Leaders Need Dissenting Voices
Some commentators attribute the failure of American and British intelligence services on Iraq to "group think" -- the power of a group's cohesive culture to blind its members to data that would challenge its conclusion. The term "group think" originated in a brilliant book written by the psychologist Irving Janis in 1972. It describes how competent, intelligent, dedicated humans can accept a group consensus despite powerful evidence that it is in error. The importance of group unity constrains them to agree with something that they might not have accepted in another context. The classic example in Janis' study is the attack on Pearl Harbor in December 1941. The American commanders were able and intelligent men, but they knew, as everyone else did, that the Japanese would never dare to attack Pearl.
The New York Times, which has apologized editorially for believing the Iraq evidence, used the group think theory as an explanation of what happened. That might be half the story, but another theory from sociology in the era after the war must be applied: that of William H. Whyte's The Organization Man (1956). In this theory, loyalty to an organization and the demand that one keep one's bosses happy constrain a person to tell the bosses what they want to hear. The CIA and the British intelligence services, like all human organizations, permit relatively little dissent. If you disagree constantly with what the leaders know is true, your career will be in serious trouble.
The most interesting case discussed by Janis is the Cuban missile crisis. A consensus existed that the United States should attack the Russian sites and invade Cuba. However, Attorney General Robert Kennedy said that they were not going to make his brother the Gen. Tojo (the Japanese premier at Pearl Harbor time) of the 1960s. Later, the president kept asking what happens when the first Russian soldier dies. A nuclear war was avoided because of ''no men'' -- men who violated the consensus and said ''no,'' one of them a president.
The only way to avoid disastrous mistakes by intelligence agencies is to legitimate and encourage adversarial voices -- men and women who argue vigorously that a policy decision is wrong (as did the tiny and unheard State Department intelligence unit to whom even Secretary Colin Powell did not listen). Indeed, these men and women must be ex officio obligated to present the opposite case, so that their careers will not suffer because they did their job. Someone in every agency has to be a Robert Kennedy. That's a difficult, perhaps impossible, role to play when you know that the bosses all the way up to the Oval Office want to go in a certain direction. There need not be any formal pressure, though Vice President Dick Cheney's frequent visits to the CIA certainly were pressure -- as were Secretary of Defense Donald Rumsfeld's instructions to his people to stay away from the CIA.
There was no pretense that the Bush administration was judiciously weighing the pros and cons of a war. Everyone knew the White House was looking for justification. Sure enough, they got it!
An administration needs inside its inner circle a dissenting voice, someone who insists repeatedly: ''You shouldn't do that!'' But in an administration that values loyalty as much as the present one does, that voice will not be heard. The president wanted ''regime change,'' and the CIA gave him reasons for it -- a "slam dunk," as CIA Director George Tenet called it.

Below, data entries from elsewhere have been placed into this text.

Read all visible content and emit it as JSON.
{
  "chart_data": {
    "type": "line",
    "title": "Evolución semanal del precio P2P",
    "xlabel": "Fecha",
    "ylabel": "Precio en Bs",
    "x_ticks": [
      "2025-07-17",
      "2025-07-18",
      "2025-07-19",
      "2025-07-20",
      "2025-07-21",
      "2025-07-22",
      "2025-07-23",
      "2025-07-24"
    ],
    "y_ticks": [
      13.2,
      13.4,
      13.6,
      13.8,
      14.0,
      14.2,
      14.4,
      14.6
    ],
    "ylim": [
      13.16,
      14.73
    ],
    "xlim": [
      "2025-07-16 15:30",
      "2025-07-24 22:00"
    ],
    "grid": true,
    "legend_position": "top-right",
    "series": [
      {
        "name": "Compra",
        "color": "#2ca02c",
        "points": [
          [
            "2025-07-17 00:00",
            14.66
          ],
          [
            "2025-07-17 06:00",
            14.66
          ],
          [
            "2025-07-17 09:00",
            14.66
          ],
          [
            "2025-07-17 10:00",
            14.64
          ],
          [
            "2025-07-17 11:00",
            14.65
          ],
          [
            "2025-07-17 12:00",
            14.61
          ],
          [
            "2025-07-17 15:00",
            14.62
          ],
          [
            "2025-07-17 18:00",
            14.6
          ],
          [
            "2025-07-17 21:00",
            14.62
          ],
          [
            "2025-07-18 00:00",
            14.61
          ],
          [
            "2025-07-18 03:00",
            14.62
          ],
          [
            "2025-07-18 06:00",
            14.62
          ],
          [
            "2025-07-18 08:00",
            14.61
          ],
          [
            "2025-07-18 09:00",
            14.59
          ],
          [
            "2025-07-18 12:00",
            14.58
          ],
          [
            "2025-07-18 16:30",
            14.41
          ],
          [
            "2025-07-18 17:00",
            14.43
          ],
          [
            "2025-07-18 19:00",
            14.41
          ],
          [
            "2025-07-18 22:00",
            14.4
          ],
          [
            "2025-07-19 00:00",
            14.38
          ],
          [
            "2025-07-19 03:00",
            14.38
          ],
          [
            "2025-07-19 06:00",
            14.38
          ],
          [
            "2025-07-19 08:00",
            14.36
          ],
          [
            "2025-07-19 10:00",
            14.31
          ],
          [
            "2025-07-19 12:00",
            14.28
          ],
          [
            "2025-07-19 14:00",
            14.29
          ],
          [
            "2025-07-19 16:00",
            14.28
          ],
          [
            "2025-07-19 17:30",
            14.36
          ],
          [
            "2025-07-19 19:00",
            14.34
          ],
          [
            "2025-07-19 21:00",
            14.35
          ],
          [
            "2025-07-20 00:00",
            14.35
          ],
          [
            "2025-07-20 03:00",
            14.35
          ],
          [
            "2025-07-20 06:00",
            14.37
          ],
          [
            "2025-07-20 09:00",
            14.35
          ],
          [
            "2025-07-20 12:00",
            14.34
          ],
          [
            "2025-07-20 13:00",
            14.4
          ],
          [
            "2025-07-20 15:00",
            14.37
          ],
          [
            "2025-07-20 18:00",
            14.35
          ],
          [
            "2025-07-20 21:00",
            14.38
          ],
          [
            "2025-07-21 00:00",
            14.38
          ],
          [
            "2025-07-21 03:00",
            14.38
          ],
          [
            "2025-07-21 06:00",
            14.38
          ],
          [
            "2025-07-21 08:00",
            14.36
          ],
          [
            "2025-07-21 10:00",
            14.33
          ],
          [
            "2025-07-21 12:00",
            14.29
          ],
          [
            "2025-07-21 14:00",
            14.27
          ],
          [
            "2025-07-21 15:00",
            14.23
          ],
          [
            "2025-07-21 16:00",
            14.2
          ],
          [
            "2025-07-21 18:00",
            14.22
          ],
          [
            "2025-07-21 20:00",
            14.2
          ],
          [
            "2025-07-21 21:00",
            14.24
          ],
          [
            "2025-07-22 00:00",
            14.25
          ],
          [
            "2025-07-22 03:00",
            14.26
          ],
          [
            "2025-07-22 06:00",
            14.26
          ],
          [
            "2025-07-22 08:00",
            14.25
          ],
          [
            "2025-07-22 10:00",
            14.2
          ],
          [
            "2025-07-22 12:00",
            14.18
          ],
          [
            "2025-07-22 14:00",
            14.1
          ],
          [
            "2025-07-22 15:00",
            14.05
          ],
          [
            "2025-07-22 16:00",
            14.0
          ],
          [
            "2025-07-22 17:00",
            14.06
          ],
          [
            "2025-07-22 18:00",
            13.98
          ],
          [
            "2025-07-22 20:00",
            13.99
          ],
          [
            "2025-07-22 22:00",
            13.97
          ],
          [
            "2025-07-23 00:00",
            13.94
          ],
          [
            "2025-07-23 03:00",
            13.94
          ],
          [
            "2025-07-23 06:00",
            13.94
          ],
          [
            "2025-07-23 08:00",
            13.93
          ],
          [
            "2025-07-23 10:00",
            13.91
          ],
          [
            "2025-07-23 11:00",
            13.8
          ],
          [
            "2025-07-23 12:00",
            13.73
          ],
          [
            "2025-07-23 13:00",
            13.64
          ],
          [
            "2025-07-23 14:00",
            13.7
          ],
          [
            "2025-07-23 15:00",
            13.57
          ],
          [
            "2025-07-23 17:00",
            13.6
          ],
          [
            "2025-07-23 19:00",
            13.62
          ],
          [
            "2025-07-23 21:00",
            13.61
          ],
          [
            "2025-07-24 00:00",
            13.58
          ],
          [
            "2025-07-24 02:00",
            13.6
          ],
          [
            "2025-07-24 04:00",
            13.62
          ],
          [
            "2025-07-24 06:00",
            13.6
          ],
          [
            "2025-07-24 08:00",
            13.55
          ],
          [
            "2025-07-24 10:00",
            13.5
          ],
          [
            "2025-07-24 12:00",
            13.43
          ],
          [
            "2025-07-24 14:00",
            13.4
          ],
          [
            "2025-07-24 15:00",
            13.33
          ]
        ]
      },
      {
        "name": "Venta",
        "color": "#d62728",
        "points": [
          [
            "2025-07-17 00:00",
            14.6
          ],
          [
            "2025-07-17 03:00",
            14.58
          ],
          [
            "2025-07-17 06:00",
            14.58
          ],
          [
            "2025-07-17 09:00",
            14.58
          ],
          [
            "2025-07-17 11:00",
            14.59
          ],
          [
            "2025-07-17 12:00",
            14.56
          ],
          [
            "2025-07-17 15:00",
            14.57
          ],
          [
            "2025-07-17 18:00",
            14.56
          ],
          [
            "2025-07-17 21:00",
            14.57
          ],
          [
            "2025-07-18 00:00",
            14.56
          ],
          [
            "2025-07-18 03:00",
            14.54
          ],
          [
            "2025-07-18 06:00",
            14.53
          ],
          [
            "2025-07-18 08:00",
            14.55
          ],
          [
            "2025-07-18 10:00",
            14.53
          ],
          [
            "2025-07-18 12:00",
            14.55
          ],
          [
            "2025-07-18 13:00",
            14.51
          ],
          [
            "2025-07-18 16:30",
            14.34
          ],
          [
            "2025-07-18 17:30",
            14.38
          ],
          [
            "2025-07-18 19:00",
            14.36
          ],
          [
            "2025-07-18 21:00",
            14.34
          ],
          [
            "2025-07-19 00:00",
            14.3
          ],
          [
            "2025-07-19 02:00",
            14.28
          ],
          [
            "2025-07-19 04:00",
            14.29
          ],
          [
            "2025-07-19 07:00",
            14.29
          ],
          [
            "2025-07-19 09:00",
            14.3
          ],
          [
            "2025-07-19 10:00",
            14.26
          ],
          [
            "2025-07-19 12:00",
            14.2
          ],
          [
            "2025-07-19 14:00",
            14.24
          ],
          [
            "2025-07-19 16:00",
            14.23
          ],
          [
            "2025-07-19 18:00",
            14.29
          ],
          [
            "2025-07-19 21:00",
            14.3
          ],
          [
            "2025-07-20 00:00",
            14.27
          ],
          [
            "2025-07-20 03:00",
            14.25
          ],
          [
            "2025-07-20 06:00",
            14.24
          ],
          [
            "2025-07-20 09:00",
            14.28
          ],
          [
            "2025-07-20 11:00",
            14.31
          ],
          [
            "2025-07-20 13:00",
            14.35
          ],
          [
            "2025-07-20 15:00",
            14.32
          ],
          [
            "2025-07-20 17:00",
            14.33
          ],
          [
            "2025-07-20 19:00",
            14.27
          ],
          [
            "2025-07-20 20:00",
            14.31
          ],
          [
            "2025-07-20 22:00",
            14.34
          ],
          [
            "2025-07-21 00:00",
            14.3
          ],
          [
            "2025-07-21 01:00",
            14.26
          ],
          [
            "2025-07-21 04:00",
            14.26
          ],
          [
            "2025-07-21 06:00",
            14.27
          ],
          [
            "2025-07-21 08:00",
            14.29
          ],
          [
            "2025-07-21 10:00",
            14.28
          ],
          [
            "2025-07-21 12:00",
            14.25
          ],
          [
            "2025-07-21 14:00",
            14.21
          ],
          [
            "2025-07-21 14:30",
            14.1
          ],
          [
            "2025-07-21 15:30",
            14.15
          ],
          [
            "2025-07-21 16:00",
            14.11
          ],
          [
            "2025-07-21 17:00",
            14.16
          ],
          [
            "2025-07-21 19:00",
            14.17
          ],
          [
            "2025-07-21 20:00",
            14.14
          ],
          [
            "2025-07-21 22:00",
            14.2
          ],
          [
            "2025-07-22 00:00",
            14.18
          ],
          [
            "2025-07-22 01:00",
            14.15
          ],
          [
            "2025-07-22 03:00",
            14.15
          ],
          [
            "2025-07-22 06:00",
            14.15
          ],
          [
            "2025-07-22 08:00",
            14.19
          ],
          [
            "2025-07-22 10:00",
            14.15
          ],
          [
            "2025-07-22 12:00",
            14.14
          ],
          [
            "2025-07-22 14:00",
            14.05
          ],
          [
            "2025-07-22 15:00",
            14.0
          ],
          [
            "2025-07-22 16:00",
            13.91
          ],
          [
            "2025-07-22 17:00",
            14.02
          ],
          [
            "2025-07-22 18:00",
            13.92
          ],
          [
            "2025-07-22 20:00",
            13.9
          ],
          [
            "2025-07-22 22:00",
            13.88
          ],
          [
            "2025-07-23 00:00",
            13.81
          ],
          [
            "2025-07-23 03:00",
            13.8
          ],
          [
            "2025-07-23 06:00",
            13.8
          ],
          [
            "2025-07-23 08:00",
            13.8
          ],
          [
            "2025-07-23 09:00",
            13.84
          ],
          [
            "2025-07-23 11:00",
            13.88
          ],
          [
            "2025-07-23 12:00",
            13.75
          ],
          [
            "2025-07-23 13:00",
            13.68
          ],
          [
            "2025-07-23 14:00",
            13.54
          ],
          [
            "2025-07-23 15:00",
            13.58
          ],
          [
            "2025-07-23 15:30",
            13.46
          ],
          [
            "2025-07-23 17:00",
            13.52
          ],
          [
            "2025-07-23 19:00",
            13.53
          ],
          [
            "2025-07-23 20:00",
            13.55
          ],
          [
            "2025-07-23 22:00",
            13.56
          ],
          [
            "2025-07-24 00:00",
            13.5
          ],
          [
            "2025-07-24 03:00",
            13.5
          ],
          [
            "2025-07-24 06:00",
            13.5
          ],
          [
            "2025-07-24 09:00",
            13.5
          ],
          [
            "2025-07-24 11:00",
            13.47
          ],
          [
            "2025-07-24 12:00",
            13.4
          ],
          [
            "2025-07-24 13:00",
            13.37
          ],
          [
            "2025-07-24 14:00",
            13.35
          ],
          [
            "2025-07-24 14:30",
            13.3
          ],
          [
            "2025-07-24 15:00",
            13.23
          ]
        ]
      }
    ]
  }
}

Some Bush supporters are arguing that the Senate committee cleared Bush of deceiving the American people. Such a claim is nonsense. He may not have deliberately lied. Nonetheless, he passed on to the American people reasons for war that were weak. He may not have been aware that they were weak, but he should have been. The buck stops at his desk. To blame the loyal CIA for providing him inadequate information is to shrug the responsibility that comes with leadership. Britain's Tony Blair had the grace to assume responsibility. In the present White House, the president is never responsible for anything that goes wrong. Whether he deliberately deceived us does not matter. The fact is, he did deceive us. He should have known better.